Flu Shot Frenzy Lorrie Klosterman, 12/04
Herbalist Jennifer Costa: "We've forgotten how to take care of ourselves when we're sick. You can take the painkiller and go to work, but you're infecting people around you and you get sicker by not redirecting the immune system to the appropriate place. You need to know how to convalesce. Nature conserves its energy. Lie down, and rest, because the body's trying to heal itself."
Classical Homeopathy Lorrie Klosterman, 9/07
Homeopathic consultant David Kramer: "Nobody gets sick suddenly. A man works a job for 40 years, retires, goes down and plays golf six months later, and then drops dead of a heart attack. That heart attack doesn't happen suddenly. There were signs. Nature never obscures anything. If you can see the signs, then you can treat the disease."
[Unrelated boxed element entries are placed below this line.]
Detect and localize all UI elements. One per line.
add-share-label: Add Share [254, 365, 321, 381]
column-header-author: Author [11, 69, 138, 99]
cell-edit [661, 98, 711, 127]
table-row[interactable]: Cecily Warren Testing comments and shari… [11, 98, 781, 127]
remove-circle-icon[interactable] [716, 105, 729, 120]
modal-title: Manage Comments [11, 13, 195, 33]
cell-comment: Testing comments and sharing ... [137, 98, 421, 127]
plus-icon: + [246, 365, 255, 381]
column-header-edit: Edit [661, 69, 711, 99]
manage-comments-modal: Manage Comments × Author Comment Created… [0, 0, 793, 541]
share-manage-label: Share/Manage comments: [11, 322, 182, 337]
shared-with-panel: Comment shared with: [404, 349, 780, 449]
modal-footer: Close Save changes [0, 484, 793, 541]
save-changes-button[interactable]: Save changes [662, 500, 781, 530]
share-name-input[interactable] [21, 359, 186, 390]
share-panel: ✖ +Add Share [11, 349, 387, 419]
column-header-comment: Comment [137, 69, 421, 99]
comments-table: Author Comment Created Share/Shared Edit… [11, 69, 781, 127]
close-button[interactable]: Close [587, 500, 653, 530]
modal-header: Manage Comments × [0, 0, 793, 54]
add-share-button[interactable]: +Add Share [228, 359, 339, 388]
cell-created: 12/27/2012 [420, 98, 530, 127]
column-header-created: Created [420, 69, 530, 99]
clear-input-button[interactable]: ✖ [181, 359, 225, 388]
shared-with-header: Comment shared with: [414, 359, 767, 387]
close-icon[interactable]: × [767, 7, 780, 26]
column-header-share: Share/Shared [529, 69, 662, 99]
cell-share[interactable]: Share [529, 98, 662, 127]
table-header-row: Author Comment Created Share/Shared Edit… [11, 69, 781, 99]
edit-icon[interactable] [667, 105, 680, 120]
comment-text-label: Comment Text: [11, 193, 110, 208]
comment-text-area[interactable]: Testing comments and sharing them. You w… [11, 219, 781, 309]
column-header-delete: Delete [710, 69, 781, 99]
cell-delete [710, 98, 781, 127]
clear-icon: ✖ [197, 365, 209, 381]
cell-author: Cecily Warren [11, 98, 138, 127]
Cooking Up A Well-Balanced Life Lorrie Klosterman, 4/09
Nutritionist Joshua Rosenthal: "You can eat all the broccoli in the world and still be unhappy and unhealthy because other aspects of your life aren't balanced. When you are satisfied with your career, in a loving relationship, have a spiritual practice, and exercise on a regular basis, you will be more likely to make better decisions about the foods you eat."
Driver's Manual: Loving and Learning From Your Spiritual Vehicle Lorrie Klosterman, 6/10
Holistic teacher Vaishali: "Consider what the body goes through for us—all the things that can happen to our fragile, delicate container. The body gets injured, it gets ill, it ages, goes through surgeries. How many people would go through this for you? What relationship do you have, all life long, that would go through any unspeakable thing the body goes through for you? It loves you that much."
Power to the Plant Eaters Wendy Kagan, 11/12
Wellness activist Kris Carr: "People are wanting a way out of the insanity that is our healthcare system. A lot of people are slowly waking up to the fact that they have more power than they think. The more that folks wake up to that, the more they realize that a plant-based diet can be their tool, their vehicle for the type of freedom they seek."